Tang Contemporary Art is excited to present works by an international roster of artists on the theme 'Reinvigoration'. Showing motives of portraiture, classical imagery, and traditional iconography, these works will explore how contemporary artists interact with and appropriate longstanding cultures throughout human history.
As one of the world's most critical artists, Ai Weiwei (b.1957) endeavours not just to spread Chinese culture across the globe, but appropriate it to express modern, reflective ideas. A zodiac sign can be mythical and symbolic from Chinese tales, but can also be down-to-earth and playful as presented with lego as a medium. Also exploring the development of Chinese history, Mao Xuhui (b.1956) focuses on the governing body's authoritative and straining measures. The 'scissor', throughout his 60 years of artistic careers, marks as his most representative symbolism. What is seen ordinary and long-established, to Mao, can also be an object subjected to metaphysics, taking on abstract forms, colours, lines, and planes to signify critical perspectives. Chinese master Tan Ping (b.1960) questions about abstraction as well. In fact, his 40 years of painting career revolves around the interrogation of traditional painting fundamentals. Is painting a point, a line, a plane, or a symphony of the three? Is it form or concept, process or result? All of which are questions that constitute his artistic philosophy beyond realism. Pang Maokun (b.1963), on the other hand, appropriates traditionalism in terms of the figurative and on a more personal, intimate level. Family members or friends of the artist, while rendered in a seemingly established style of mimetic oil painting, are also illuminated through post-modern methods. Visual mechanisms, in particular, is Pang's latest enthusiasm. By distorting perspectives and directions of looking, he explores modern concepts about the relationship between the viewer and the art.
Contemporary Chinese artists are often also interested in reviving the Western classical. Since the 1970s, Chen Danqing (b.1953) has been revolutionary in innovating the genre of realistic portraiture in China, and is continuing to do so lately with Western subjects. Royal aristocrats are reimagined as modern individuals; while classical painters like Picasso and Matisse are appropriated as histories to be revisited. Contrarily, despite having a similar background to Chen as a Chinese avant-garde since the 1970s, Zhu Jinshi (b.1954) has developed a style of abstraction instead. He revitalises the classical by developing from the twentieth German Expressionism. Using thick, bold brushstrokes of oil paint, the common representation is replaced by how the world 'visually feels'. From natural scenery to everyday objects, they become colour blocks that reflect sentiments.
How do Southeast Asian artists and international artists view these longstanding cultures then? Filipino artist Jigger Cruz (b. 1984) appropriates classical paintings directly to destruction.
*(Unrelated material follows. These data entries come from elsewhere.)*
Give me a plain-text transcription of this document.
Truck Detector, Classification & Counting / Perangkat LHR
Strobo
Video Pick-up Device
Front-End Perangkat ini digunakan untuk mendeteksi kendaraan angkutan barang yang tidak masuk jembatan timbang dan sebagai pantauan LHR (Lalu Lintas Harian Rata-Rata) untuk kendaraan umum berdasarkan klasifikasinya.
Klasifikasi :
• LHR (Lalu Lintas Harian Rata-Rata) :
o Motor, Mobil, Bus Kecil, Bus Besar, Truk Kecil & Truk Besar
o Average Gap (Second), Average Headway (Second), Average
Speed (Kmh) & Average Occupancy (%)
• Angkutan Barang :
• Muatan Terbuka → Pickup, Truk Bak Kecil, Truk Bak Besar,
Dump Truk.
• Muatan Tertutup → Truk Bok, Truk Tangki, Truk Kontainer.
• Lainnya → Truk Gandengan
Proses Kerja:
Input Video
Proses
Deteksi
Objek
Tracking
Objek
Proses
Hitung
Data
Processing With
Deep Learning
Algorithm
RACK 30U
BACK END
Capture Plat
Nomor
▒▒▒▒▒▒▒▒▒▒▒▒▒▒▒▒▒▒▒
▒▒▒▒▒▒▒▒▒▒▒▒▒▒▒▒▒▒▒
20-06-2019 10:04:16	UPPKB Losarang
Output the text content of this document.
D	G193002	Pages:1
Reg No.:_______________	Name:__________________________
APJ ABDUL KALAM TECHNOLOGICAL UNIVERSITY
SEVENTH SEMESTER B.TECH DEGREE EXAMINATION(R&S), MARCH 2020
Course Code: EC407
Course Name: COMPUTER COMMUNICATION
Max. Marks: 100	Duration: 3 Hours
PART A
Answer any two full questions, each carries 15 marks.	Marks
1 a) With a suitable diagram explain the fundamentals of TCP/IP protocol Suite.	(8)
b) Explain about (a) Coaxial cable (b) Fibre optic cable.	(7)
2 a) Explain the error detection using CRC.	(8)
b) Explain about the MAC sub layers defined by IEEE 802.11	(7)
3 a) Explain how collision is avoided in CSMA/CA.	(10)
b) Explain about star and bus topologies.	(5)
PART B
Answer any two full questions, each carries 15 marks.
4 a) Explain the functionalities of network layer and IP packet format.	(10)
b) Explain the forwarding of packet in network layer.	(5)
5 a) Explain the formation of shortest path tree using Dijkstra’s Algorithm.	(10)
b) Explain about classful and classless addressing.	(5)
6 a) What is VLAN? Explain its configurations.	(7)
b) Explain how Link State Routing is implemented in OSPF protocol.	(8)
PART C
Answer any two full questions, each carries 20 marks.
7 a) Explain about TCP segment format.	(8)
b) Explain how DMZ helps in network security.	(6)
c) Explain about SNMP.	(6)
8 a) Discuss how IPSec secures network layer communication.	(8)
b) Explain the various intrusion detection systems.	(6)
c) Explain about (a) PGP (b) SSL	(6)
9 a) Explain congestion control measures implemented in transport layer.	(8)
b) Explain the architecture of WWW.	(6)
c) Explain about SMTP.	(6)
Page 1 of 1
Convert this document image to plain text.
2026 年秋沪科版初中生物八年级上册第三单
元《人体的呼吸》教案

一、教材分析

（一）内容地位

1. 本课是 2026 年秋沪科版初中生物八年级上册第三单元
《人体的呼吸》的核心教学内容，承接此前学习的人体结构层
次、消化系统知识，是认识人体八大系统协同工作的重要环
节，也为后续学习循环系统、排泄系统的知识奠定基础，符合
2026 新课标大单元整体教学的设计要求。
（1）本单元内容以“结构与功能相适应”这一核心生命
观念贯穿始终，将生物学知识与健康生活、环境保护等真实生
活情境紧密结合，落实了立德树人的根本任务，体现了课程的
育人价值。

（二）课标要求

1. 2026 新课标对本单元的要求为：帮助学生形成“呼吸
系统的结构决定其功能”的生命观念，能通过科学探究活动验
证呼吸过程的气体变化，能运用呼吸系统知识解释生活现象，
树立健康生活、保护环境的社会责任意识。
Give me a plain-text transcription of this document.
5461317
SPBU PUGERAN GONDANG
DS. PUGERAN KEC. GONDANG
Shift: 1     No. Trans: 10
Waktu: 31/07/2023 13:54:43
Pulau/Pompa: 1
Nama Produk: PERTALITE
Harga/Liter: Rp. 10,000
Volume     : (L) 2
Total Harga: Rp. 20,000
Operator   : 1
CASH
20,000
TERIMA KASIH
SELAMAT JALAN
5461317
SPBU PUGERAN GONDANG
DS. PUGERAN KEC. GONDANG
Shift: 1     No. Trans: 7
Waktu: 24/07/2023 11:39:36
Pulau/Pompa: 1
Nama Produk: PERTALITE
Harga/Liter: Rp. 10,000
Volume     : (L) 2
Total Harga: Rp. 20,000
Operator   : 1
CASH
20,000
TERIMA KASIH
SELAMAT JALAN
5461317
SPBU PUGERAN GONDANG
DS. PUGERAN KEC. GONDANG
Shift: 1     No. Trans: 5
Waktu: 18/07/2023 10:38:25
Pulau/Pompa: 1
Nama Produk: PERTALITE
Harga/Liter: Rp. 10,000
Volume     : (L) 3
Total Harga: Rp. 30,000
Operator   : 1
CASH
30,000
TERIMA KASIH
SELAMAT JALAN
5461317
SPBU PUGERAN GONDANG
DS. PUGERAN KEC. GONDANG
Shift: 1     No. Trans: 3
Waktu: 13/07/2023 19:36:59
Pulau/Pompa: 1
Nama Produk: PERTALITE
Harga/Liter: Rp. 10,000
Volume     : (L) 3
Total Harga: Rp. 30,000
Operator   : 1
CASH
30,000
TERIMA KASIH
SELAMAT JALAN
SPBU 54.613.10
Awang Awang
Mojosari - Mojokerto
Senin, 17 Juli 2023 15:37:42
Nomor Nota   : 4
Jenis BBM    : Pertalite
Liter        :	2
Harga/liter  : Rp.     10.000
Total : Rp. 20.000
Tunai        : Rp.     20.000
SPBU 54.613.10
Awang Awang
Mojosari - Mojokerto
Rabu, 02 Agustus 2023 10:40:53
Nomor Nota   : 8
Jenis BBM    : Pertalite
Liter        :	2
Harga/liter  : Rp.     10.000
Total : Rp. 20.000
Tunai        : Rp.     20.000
Familiar images are covered with gestural and thick oil paint, as if becoming victims of vandalisation. Yet, Cruz's attention is not on what has been removed, but on how our perception can be changed when viewing the past. Korean artist Chun Kwang Young (b.1944) tackles this transformation of the past even more directly. By crafting Korean mulberry paper into crystal-like sculptures, Chun is simultaneously breaking down the written texts on the paper and reforming them into a part of these metamorphic, living entities. The past is thus revived and reendowed with new meanings. German artist Jonas Burgert (b.1969) presents a similar view. With his most renowned style of mythologised and exotic figures, different cultures seem to have interweaved and integrated into their clothing and ornaments. The old and the established are hence fluid and changeable, reflective of each individual's feelings and experience.
This selection of artworks brings together how artists of different generations and nationalities perceive and respond to the concept of culture. The past and the classic can hence be reinvigorated and re-presented in contemporary means, further enriching what has already been established.